U.S. residents already spend $6 billion a year gambling online, including on sites based in jurisdictions with weak consumer protections such as Antigua, said Prof. Malcolm Sparrow of Harvard, who led the study. It found “social harms” were greater in an unregulated environment concerning gambling by minors, defrauding of players by operators or each other, organized crime involvement and money laundering. Most U.S. Internet gamblers would move to “reputable domestic providers” if gambling were fully legalized, and licensing would become a “core business imperative” for any operation, Sparrow said.
Those gambling online are also heavy gamblers in traditional venues, said Keith Whyte, executive director of the National Council on Problem Gambling. The group didn’t see a decrease in problem gambling after UIGEA was signed into law in 2006, he said: Its help-line calls are around the same volume now. Whyte asked lawmakers to amend Frank’s bill to require operators to de-identify gambling activity so researchers could study it and develop public-health strategies for problem gamblers. Internet gambling now is a “Wild West affair” with no consumer protections, said Youbet.com Executive Chairman Michael Brodsky, whose company provides mostly interstate horse-race betting. That betting is legal under a law on the subject, but the Justice Department has long claimed unsuccessfully in court that the older Wire Act prohibits it. “We are first and foremost technology people” with experience in e-commerce and fraud- prevention strategies there, and are “clean, regulated and scrupulous” about paying taxes and locking out problem gamblers “forever,” Brodsky said. Operators have a “tremendous incentive” to fight fraud and keep consumer confidence.
Regulatory Delay Responsible for Problem Gambling?

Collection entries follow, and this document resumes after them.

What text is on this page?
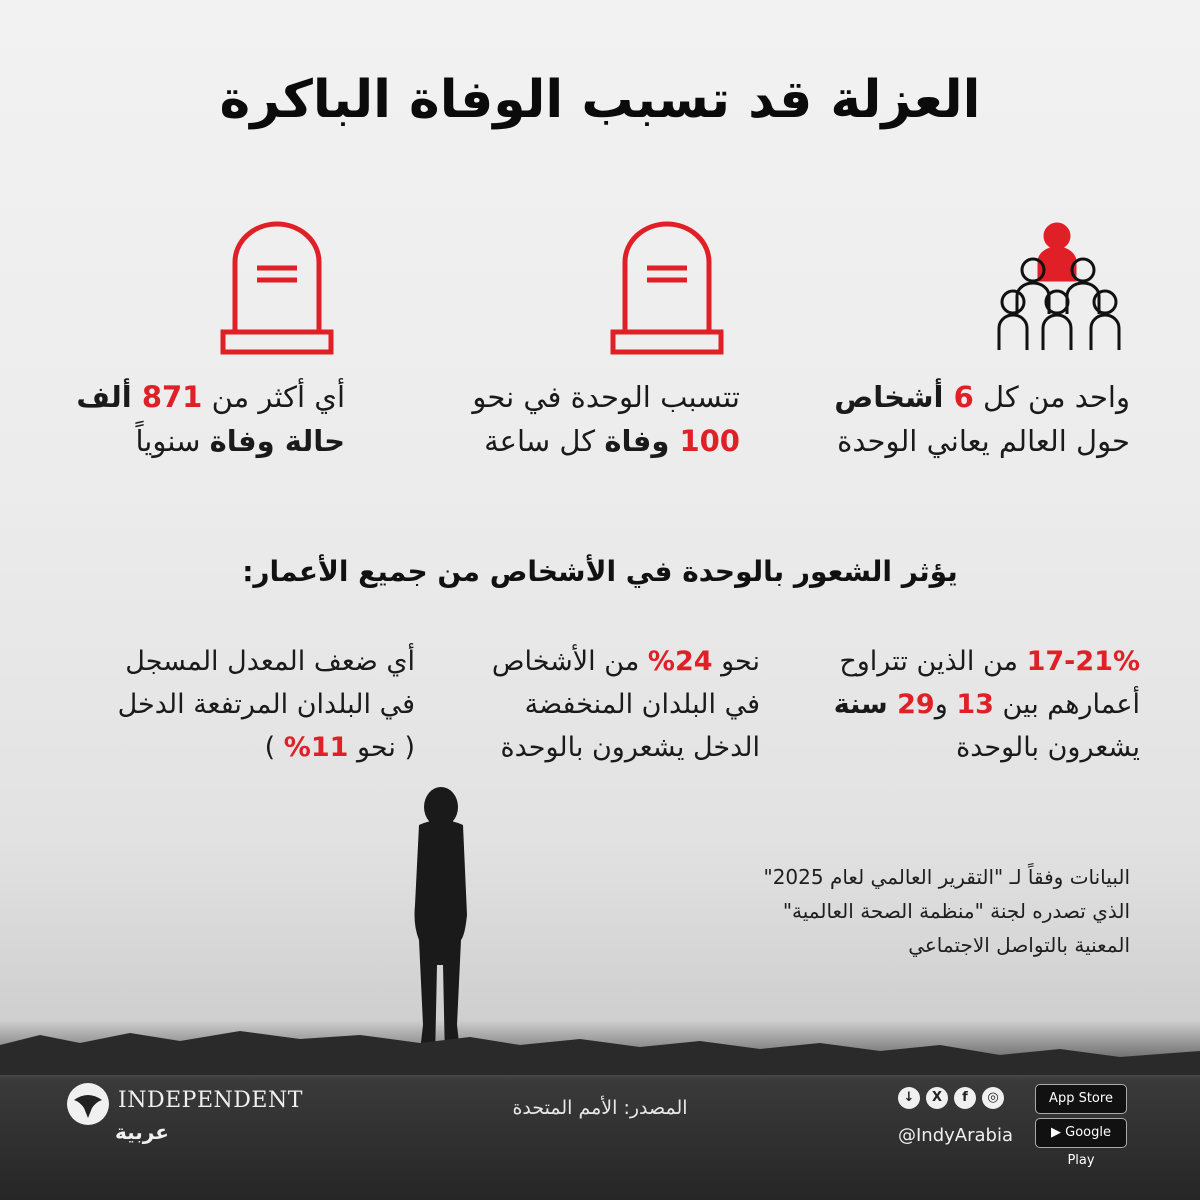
العزلة قد تسبب الوفاة الباكرة
واحد من كل 6 أشخاص
حول العالم يعاني الوحدة
تتسبب الوحدة في نحو
100 وفاة كل ساعة
أي أكثر من 871 ألف
حالة وفاة سنوياً
يؤثر الشعور بالوحدة في الأشخاص من جميع الأعمار:
17-21% من الذين تتراوح
أعمارهم بين 13 و29 سنة
يشعرون بالوحدة
نحو 24% من الأشخاص
في البلدان المنخفضة
الدخل يشعرون بالوحدة
أي ضعف المعدل المسجل
في البلدان المرتفعة الدخل
( نحو 11% )
البيانات وفقاً لـ "التقرير العالمي لعام 2025"
الذي تصدره لجنة "منظمة الصحة العالمية"
المعنية بالتواصل الاجتماعي
INDEPENDENT
عربية
المصدر: الأمم المتحدة	↓	X	f	◎
@IndyArabia
App Store
▶ Google Play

Bachus and Whyte disagreed on what effect UIGEA has had the past three years as a deterrent. Internet gambling caused a 200 percent increase in addicted gamblers, according to a collaboration involving researchers at several universities who wrote Bachus this week, he said. Addiction leveled off after the law was signed, Bachus added. Problem rates actually held steady at around one percent of gamblers, and 5 percent of 12-17 year olds, with a brief dip following UIGEA, Whyte said. Bachus said if that was the case, it was Treasury’s fault for not carrying out the law sooner.
The U.K. has a model regulatory environment for the U.S. to consider, Whyte told Reps. Dennis Moore, D-Kan., and Chris Lee, R-N.Y., who said they favor a regulatory system. Problem rates in the U.K. haven’t much increased with the arrival of Internet gambling despite “heavy usage among young males,” Whyte said. The Harvard study lists technology systems used in various jurisdictions to protect players, 50 approved by the European Union alone, said Sparrow, a former chief inspector of the British Police Service. The Swiss government also requires that operators make data available to researchers, he said. “When you comb through billions and billions of records, you will find predictive patterns.”
Lee suggested an alternative set-up for regulated Internet gambling: no credit cards allowed. Card accounts serve as “unsecured loans” that get gamblers into more trouble than they would if they used debit cards, he said. None of the witnesses could estimate for Lee how much of gambling volume online is done with credit cards. Frank asked them to check and get back to the committee. “We will be returning to this subject next year.”